Ocean’s smallest predators focus of new $2M project

Within the community of microscopic plankton are the ocean’s smallest predators; small but significant in the critical ecosystem. The diversity and ecosystem function of those predators are the focus of a new project led by researchers at the University of Hawai’i Mānoa. Kyle Edwards and Grieg Steward of the Department of Oceanography and Mike Rappé of the Hawai’i Institute of Marine Biology were awarded $2 million from the National Science Foundation program “Biodiversity on a Changing Planet.” The program funds research on grand challenges in biodiversity science within the context of environmental change.

“Here in Hawai’i we are surrounded by ocean waters that are beautifully clear and blue because the nutrients that support photosynthesis are scarce,” said Steward. “And we expect more of the ocean to look like this in the future. By studying these predator-prey interactions in detail, we aim to predict how the composition of the complex plankton communities will respond to changing ocean conditions.”

The five-year project will focus on microbial food webs that are the foundation of open ocean ecosystems.

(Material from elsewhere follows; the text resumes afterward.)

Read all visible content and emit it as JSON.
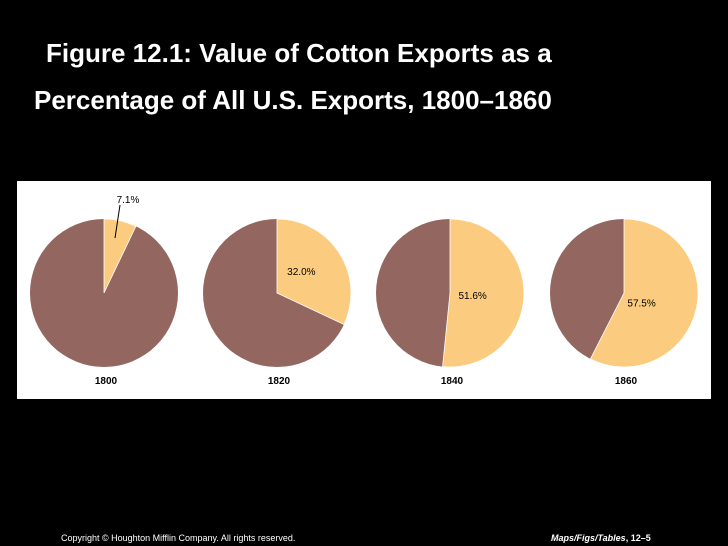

The most abundant prey in the ocean are minute bacteria, and their primary predators are tiny, single-celled flagellates. The researchers will study which predator species eat which prey species, and how efficiently energy and nutrients are transferred up the food chain.

“A fascinating feature of the open ocean food web is that so many of the primary producers are also prolific predators,” noted Edwards. “These hybrid plankton—called mixotrophs because they mix two modes of nutrition— gain energy from sunlight like a plant, even as they consume prey like an animal. Models suggest that mixotrophs help sustain higher ocean productivity and that their importance may increase in a warmer future ocean, but we really need a better foundation of data from lab and field experiments to make more confident, detailed projections.”

Studying open ocean plankton in the lab can be daunting, but the researchers will capitalize on their decade of prior effort to coax many new species of predator and prey to grow under controlled conditions.

“This research is possible because of two unique culture collections created by the Steward and Rappé labs,” said Edwards. “These collections allow us to do lab experiments with globally important microorganisms that are far away from most oceanographic institutions, but relatively accessible to us, here in the center of the Pacific.”

“We rely on the productivity of open ocean ecosystems to keep our planet habitable, so we really want to improve our understanding of how these low-nutrient ecosystems function—now and especially as our climate changes,” said Steward.